Kısa süre sonra Büyük Dokuz Gök’ün ifadesi değişti.
Ne kadar güçlü bir lanet!
Karşı tarafın öfkesini açıkça hissedebiliyordu. Lanetin gücü fırtınalı bir deniz gibiydi ve sanki Yeşim İmparatoru Zhou Yan’ı boğmak istiyordu.
Olamaz!
Karanlık Yasak Lord Yeşim İmparatoru Zhou Yan’ı ölümüne lanetlemek istiyordu!
Yeşim İmparatoru Zhou Yan’ın ölümüne lanetlenmesi çok zor olsa da, bu gidişle Tao Meyvesi dengesizleşecek ve xiulian uygulaması kesinlikle azalacaktı. Hatta Qi Sapması’ndan muzdarip olabilir ve bir Göksel Şeytan haline gelebilirdi.
Büyük Dokuz Cennet yardım etmek için elinden geleni yaptı.
Ancak, lanet gücü hala artıyordu!
Onu engelleyemedi!
Kahretsin!
Yeşim İmparatoru Zhou Yan mahvolmuştu!
Büyük Dokuz Gök’ün yüz ifadesi son derece
çirkin.
Yeşim İmparatoru Zhou Yan aniden başını kaldırdı ve “Ahhh” diye kükredi.
Bu kükreme sayısız dünyaya yayıldı. Herkes onun ses tonundaki nefreti duyabiliyordu.
Yeşim İmparatoru Zhou Yan’ın bedeni patladı ve ruhu siyah bir sise dönüştü. Büyük Dokuz Cennet’in ifadesi büyük ölçüde değişti. “Şeytan Qi! Bu nasıl mümkün olabilir!”
Ardından ifadesi öfkeye dönüştü.
Bu adam gerçekten de Şeytan Ata’ya sığındı!
Öldürülmek istiyor!
Yeşim İmparatoru Zhou Yan’ın dönüştüğü kara sis aniden Büyük Dokuz Cennet’e doğru koştu. Kükredi, “Ölsem bile seni de kendimle birlikte aşağı çekeceğim! Yüce Dokuz Gök! Korkunç bir ölümle öleceksin!”
Büyük Dokuz Gök, engellemek için elini kaldırırken bu adamı deli olduğu için lanetledi.
(Senin lanetin yüzünden düşmanın Yeşim İmparatoru Zhou Yan’ın bedeni yok oldu ve ruhu Şeytan Ata tarafından yutuldu.]
Bu e-postayı gören Han Jue rahat bir nefes aldı.

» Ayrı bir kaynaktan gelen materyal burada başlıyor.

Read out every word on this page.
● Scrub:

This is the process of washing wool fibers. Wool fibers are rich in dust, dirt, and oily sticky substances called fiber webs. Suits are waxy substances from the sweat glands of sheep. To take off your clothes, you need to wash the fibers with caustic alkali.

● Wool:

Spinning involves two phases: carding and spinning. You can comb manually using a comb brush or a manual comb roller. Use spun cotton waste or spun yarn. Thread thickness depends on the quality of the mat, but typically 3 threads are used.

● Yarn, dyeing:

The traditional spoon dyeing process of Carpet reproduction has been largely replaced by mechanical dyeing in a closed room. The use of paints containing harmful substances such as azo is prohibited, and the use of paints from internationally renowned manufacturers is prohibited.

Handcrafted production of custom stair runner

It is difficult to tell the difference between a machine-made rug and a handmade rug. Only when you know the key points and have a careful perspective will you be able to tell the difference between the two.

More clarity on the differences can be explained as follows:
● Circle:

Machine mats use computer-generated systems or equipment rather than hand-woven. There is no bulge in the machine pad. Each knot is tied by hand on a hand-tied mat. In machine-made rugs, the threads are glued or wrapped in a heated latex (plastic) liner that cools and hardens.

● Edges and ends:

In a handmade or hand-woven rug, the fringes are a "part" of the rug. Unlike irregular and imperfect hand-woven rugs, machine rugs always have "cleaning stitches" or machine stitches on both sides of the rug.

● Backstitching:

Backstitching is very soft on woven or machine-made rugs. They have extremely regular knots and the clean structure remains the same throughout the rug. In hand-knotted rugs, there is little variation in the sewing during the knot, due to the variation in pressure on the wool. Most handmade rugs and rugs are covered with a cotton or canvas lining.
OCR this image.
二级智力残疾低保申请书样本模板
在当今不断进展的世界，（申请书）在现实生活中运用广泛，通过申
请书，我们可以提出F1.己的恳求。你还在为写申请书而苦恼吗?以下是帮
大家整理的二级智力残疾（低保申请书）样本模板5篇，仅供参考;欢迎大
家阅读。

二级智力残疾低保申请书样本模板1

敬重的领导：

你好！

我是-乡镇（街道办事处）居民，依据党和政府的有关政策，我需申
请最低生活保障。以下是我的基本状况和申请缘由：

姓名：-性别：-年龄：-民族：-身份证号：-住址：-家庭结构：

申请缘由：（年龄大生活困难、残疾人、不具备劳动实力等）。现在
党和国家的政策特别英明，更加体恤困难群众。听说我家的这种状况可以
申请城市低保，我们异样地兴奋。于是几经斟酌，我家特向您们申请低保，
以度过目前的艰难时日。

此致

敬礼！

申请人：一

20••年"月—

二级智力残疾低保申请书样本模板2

Bu sefer aşırıya kaçmıştı.
Aslında ömrünün 300 milyar yılını tüketmişti. Talihsizlik Kitabı’nı tutan eli titriyordu.
Ne kadar abartılı!
Cennet İmparatoru, gerçekten elimden geleni yaptım.
Han Jue’nun gözleri keskinleşti.
Henüz bitmemişti!
Sırada Büyük Dokuz Cennet vardı!
Ama ondan önce Han Jue’nun dinlenmesi gerekiyordu.
Birkaç gün sonra.
Han Jue Talihsizlik Kitabı’nı tekrar tuttu ve Büyük Dokuz Cennet’i lanetledi.
Diğer tarafta.
Büyük Dokuz Gök savaşı henüz bitirmiş ve Yeşim İmparatoru Zhou Yan’ı salondan kovmuştu. Güçlü bir lanet hissettiğinde yaralarını iyileştirmek için meditasyon yapıyordu.
Yüz ifadesi karardı. Lanet olası Kara Yasak Lordu onu hedef almıştı!